Regenerative or regenerative?

Smart, green, renewal, sustainable, low-carbon, carbon neutral, fair. The list of words and concepts that are framed for good or marketing and reframed for other intents is ever-growing. Or, to be less cynical, are adopted by quite different crowds who interpret the words and concepts in different ways.

As already mentioned in another post, regenerative is likely to be one of the next concepts to split off in different directions. Here are two articles on the topic, with differing tones and methods, but both interesting in their own way.

In 9 ways to create a local regenerative economy, Roar Bjonnes for Shareable considers regeneration as part of a vision for thinking globally and acting locally. First by reenforcing the commons, and then by curbing the accumulation of wealth.

We need to replace policies based on private enterprise and accumulation of profit with policies protecting our commons—land, water, energy, as well as the internet. These natural, intellectual, and scientific resources belong to all of humanity, not only to the corporate elite. […]

A global cap on wealth accumulation is needed, as well as a maximum and minimum income, to balance the global inequality crisis.

Next, by rethinking the whole of the economy “to live within the constraints of the environment,” and by evolving a three-tier economy made up of small-scale private enterprises, corporations transformed into worker-owned cooperatives, and by turning key industries into public entities “run by national, regional and local governments and boards on a no-profit, no-loss basis, in order to prevent concentration of wealth, speculation and exploitation of natural resources.”

Move from an economics of greed toward an economics of need, since local economies are much more effective at serving the local needs for housing, education, health care, food, and energy

Independently of how any of us might feel about such a project, at the very least we can agree that this vision for a turn to the regenerative involves optimistic, varied, and massive changes. One last quote I’d like to draw your attention to, this example of criterias to define “local.”

The criteria to understand what constitutes a local or bio-regional area should also be outlined: language, culture, geology, resources, topography, economic similarity, and other criteria, can be taken into account.

In this second article, Introducing regenerative placemaking by Tony Cho, the founder of Future of Cities, we can see a very different vision of regenerative cities, imagined by “a coalition of city leaders, global experts and community builders co-creating sustainable cities.” The video at the top of the article shows the global scale of changes needed, roughly aligned with the first article above. The piece itself is a bit more down to earth and focused on architecture and placemaking.

Defined as a strategic process of (re)igniting people’s relationship to socio-ecological systems through place-specific activations, regenerative placemaking harnesses the key strengths of regenerative development and placemaking practices. […] [S]hifting city-making from a largely anthropocentric practice to one aligned with living systems, by which people are empowered as cultural and environmental stewards.

The group’s research and creation of “regenerative placemaking” includes the idea of measuring various factors, not to score and compete, but to help in the process of development.

The first step is to understand that measurement serves a developmental process, not as a way to ‘score’ an effort.

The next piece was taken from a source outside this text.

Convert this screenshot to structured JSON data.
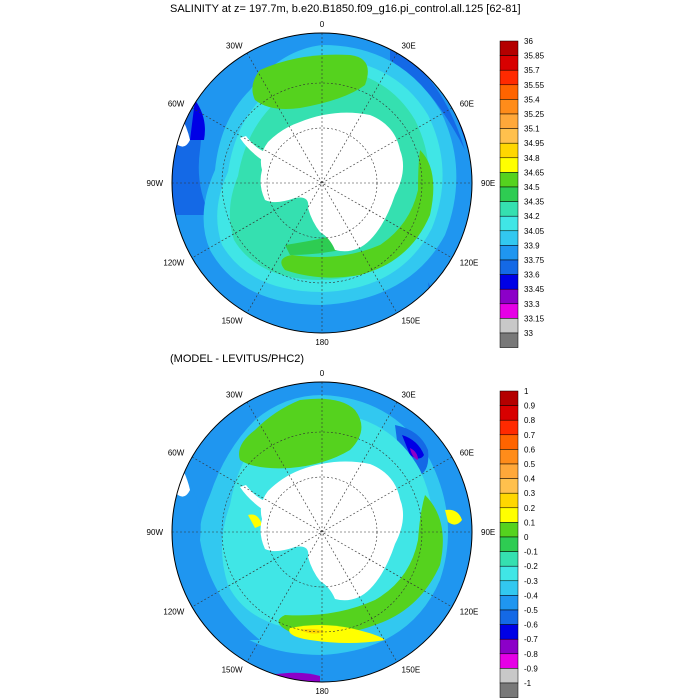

The second step is to evolve and adapt measurement as within regenerative placemaking, fixed and adaptable system measures can change over time in negotiation with stakeholders.

The list of components presented to guide a process of design and development is worth quoting in full.

  • “Living systems thinking, employed as a way of understanding the socio-ecological aspects of place
  • Rigorous and inclusive community engagement to gather the patterns/essence of place, identify the values and needs of the present and past, and deliver an ongoing strategy for engagement at self, group, system actualization levels
  • Transdisciplinary research and education, acting as a vehicle for knowledge exchange
  • Ecological aesthetic (i.e., biophilia) and sustainability practices, assisting people to visualise a healthier living environment
  • Regenerative placemaking interventions (i.e., pop-up parks, festivals), as a way of trialling programming and design ideas for long-term projects and planning initiatives.”

The goal of joining these two articles in one post is not to disparage one and promote the other but to show two valuable inputs while bringing your attention to very varied phrasings, perspectives, and proposals. One advocating for massive change, the other more restrained and with a view to developing projects. Both presented with the same word, both with a similar diagnostic for humanity on Earth, yet very different.